RLFUNCTIONAL can be used to estimate the slope and intercept of a linear equation describing the relationship between two variables, when the observations on both variables are subject to error variation. This contrasts with the situation in ordinary linear regression, where we assume that only the y-variate is subject to error (the x-variate is assumed to be observed exactly). For further details see Sokal & Rohlf (1995, Section 14.13) and Bartlett (1949).

   The y- and x-variates must be specified by the Y and X parameters respectively. The slope and intercept can be saved (in scalars) using the SLOPE and INTERCEPT parameters.

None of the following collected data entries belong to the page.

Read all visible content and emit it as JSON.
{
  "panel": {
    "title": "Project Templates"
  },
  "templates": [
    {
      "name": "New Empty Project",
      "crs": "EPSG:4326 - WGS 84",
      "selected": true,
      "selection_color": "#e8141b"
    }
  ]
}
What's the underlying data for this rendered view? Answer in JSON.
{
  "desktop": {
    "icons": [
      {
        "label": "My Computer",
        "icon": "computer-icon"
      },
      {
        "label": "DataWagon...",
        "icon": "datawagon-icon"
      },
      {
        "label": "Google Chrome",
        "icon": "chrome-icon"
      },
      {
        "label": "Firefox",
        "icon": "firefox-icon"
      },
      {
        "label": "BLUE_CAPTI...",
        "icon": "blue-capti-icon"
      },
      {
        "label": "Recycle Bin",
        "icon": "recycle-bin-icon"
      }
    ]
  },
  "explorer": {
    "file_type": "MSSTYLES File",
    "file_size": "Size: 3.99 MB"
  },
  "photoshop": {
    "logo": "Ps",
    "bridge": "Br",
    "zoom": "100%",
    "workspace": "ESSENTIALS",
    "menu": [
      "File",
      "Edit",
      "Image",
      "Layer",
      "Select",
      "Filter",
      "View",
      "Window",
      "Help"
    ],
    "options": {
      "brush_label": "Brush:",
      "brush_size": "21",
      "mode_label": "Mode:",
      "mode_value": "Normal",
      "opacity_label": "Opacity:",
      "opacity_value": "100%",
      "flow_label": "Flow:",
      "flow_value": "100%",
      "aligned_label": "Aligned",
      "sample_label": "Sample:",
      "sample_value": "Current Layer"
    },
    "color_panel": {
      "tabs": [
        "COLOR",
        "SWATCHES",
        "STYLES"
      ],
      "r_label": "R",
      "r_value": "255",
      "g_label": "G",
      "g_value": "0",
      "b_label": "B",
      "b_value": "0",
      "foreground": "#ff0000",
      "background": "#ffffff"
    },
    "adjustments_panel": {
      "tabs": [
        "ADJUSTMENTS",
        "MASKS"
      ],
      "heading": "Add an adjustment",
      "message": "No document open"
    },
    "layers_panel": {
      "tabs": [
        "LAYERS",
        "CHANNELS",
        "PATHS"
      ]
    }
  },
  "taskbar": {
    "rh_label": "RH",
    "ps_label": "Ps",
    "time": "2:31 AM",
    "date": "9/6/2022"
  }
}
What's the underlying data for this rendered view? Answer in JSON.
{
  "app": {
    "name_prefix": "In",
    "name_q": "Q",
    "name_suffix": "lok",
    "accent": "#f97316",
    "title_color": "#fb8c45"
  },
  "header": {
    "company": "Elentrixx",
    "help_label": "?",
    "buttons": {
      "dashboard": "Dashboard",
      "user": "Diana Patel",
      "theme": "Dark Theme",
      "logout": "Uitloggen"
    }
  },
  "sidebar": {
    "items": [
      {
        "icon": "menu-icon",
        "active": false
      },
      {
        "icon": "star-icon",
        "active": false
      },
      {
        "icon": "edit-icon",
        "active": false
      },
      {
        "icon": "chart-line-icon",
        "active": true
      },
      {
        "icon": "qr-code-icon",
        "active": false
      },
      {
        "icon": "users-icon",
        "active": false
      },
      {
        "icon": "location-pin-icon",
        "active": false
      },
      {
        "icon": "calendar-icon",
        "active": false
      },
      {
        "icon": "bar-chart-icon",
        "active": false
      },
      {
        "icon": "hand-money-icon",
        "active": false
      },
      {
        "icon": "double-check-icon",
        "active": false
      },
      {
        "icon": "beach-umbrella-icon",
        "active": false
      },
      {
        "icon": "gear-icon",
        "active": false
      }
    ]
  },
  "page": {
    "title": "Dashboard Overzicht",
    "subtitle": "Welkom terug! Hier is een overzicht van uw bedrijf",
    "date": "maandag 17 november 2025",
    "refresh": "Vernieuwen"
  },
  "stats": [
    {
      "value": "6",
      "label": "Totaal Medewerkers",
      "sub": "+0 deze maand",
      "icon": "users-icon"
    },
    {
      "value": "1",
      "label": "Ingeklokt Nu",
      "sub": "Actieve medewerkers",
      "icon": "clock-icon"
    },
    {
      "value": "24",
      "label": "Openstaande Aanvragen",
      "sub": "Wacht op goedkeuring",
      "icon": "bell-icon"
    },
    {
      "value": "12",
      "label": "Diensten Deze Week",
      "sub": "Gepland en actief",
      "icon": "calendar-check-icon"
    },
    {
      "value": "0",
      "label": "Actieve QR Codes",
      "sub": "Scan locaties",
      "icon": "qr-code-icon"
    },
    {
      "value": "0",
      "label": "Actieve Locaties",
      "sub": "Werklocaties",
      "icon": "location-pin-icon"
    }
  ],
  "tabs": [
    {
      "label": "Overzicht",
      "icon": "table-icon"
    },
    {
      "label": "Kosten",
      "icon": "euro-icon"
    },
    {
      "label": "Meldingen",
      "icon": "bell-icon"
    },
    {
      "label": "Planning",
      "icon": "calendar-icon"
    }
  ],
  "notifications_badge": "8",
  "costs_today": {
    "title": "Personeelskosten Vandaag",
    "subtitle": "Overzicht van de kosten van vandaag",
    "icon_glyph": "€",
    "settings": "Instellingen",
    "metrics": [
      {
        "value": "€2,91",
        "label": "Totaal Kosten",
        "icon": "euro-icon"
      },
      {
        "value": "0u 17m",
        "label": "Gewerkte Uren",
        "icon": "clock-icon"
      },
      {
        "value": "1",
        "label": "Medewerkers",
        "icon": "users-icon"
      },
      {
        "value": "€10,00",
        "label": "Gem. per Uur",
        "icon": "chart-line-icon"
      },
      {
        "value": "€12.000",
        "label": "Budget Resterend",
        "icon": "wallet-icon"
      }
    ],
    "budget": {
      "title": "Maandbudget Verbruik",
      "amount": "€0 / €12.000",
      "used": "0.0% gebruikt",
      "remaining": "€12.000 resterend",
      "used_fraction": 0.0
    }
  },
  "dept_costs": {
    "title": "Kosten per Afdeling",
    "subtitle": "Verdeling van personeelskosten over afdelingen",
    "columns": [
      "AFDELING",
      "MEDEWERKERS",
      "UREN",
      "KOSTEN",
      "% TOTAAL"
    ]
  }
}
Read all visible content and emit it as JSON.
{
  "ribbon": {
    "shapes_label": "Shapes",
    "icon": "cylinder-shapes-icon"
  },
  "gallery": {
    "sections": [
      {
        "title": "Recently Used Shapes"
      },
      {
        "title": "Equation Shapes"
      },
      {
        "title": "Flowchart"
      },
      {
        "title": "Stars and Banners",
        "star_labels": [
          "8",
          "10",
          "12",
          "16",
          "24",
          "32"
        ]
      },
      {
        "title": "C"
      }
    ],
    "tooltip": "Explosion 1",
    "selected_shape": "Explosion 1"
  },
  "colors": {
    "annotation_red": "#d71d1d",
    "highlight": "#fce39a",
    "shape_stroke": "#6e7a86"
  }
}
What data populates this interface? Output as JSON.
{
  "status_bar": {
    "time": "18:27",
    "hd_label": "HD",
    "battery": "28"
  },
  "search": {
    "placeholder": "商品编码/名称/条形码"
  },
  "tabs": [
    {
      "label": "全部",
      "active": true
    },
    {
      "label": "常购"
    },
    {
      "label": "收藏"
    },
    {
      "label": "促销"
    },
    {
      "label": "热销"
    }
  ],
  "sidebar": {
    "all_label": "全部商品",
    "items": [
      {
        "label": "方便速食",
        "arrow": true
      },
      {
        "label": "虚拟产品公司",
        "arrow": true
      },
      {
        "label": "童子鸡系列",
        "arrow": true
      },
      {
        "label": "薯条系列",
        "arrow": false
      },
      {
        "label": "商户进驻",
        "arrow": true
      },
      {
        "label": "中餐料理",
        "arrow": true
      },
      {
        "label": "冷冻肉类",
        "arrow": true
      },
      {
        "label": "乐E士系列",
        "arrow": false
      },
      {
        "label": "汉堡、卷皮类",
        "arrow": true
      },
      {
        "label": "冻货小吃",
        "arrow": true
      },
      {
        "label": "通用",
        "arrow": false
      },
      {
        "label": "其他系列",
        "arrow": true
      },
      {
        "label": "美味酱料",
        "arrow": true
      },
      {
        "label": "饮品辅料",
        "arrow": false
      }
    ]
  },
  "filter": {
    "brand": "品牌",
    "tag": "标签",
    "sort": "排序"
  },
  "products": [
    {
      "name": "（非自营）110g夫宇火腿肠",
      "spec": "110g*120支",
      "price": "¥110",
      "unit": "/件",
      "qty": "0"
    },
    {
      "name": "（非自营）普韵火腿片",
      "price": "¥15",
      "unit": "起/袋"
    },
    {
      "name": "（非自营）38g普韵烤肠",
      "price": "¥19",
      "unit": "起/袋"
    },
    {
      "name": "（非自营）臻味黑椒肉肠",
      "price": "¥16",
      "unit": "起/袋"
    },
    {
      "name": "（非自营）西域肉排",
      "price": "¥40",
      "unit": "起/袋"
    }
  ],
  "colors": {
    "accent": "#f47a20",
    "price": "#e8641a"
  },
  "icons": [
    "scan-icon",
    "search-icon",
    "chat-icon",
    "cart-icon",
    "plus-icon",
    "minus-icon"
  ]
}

Lower and upper values from a confidence interval for the SLOPE can be saved (in scalars) using the LOWER and UPPER parameters. The probability for the confidence interval is specified by the CIPROBABILITY option (default 0.95 i.e. 95%).

   The METHOD parameter specifies one of the following strings, to indicate the method of estimation:

    bartlett
Bartlett's three-group method (default);

    majoraxis
takes the major axis from a principal component analysis (this assumes that X and Y are equally variable);

    reducedmajoraxis
estimates the slope as the geometric mean of the regression coefficients from regressions of Y on X and X on Y.

 

Options: PRINT, CIPROBABILITY.

Parameters: Y, X, METHOD, SLOPE, INTERCEPT, LOWER, UPPER.


Method

RLFUNCTIONAL uses the methods described in Section 14.13 of Sokal & Rohlf (1995).


Action with RESTRICT

If either the Y or X variates is restricted, the model is estimated using only the units not excluded by the restriction.


References

Bartlett, M.S. (1949). Fitting a straight line when both variables are subject to error. Biometrics, 5, 207-212.

Sokal, R.R. & Rohlf, F.J. (1995). Biometry (3rd edition). W.H. Freeman & Company, New York.